A representative for the Hoffmans did not respond to a request for comment.
Mr. Yohai denied Mr. Aroch’s accusations in a court filing, and said the lawsuit invoked Mr. Manafort’s name “in an improper effort to attract publicity.” Mr. Yohai and Mr. Manafort have the same lawyer.
“This allegation that I participated in fraud and criminal activity is obviously an extremely derogatory accusation that will harm my reputation,” he said in the filing.
Many of Mr. Manafort’s real estate purchases over the years coincided with his long-running work as a political consultant to the Russia-backed Party of Regions in Ukraine. During his time there, Mr. Manafort used a network of shell companies in the tax havens of Cyprus and Belize to move money around and collect payments from clients, who, in addition to the Ukrainians, included Oleg Deripaska, a Russian oligarch with whom Mr. Manafort partnered in investments.
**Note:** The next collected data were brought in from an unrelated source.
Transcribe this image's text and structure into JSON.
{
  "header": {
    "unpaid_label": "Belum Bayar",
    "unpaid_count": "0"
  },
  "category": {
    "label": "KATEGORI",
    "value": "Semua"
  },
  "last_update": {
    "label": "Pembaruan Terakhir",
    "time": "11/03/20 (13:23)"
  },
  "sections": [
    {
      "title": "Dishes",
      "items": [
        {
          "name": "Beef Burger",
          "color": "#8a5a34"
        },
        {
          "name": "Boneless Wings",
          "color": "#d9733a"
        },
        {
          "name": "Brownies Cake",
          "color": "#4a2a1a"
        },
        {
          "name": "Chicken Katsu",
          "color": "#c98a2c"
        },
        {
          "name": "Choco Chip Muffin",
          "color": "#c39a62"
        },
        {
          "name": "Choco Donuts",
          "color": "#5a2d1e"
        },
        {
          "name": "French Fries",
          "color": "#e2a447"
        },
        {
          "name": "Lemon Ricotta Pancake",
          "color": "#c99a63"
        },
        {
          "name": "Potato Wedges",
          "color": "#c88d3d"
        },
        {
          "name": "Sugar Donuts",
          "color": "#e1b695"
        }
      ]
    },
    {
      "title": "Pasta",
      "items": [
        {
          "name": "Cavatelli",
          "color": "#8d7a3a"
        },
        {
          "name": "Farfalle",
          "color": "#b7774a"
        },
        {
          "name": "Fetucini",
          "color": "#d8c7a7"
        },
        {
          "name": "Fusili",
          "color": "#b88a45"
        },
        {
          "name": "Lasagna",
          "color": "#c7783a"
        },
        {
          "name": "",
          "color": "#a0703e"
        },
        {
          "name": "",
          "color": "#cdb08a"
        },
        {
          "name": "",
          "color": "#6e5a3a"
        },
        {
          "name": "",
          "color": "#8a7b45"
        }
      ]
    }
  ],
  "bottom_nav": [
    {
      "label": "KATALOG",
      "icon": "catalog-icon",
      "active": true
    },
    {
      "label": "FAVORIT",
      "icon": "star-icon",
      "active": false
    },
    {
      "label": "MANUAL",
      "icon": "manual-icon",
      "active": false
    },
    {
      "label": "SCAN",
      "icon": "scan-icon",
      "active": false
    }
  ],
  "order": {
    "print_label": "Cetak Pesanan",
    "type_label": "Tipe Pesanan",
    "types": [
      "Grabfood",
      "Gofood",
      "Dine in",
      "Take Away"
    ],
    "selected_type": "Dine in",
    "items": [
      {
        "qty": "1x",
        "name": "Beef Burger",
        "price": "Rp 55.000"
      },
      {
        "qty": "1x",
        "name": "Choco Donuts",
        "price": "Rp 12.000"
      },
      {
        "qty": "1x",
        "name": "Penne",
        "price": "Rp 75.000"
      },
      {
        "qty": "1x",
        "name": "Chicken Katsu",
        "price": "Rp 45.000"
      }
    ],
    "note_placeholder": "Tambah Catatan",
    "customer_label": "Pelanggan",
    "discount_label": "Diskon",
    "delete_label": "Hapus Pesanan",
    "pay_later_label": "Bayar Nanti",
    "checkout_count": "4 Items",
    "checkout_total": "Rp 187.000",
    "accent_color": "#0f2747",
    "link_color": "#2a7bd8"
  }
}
Back in the United States, Mr. Manafort created still more shell companies to make cash purchases of expensive properties for millions of dollars and other investments. His Los Angeles investments were handled through a limited liability company called Baylor Holding, in which Mr. Manafort and Mr. Yohai were partners, according to court records.
In a deposition related to Mr. Aroch’s lawsuit, Mr. Yohai said his California real estate business operated under the name Marin West and was focused on buying and redeveloping luxury homes in exclusive neighborhoods around Hollywood. Although he was the sole owner of Marin West, Mr. Yohai seemed ignorant of important details, saying he was not sure when it was created or where it was incorporated, and was uncertain who wrote the content for its website. He speculated it could have been written by someone he described as “kind of like the accountant for Marin West.”
“I think he wrote this bio,” Mr. Yohai said, referring to a description of himself that appeared on the site. “I honestly don’t know.”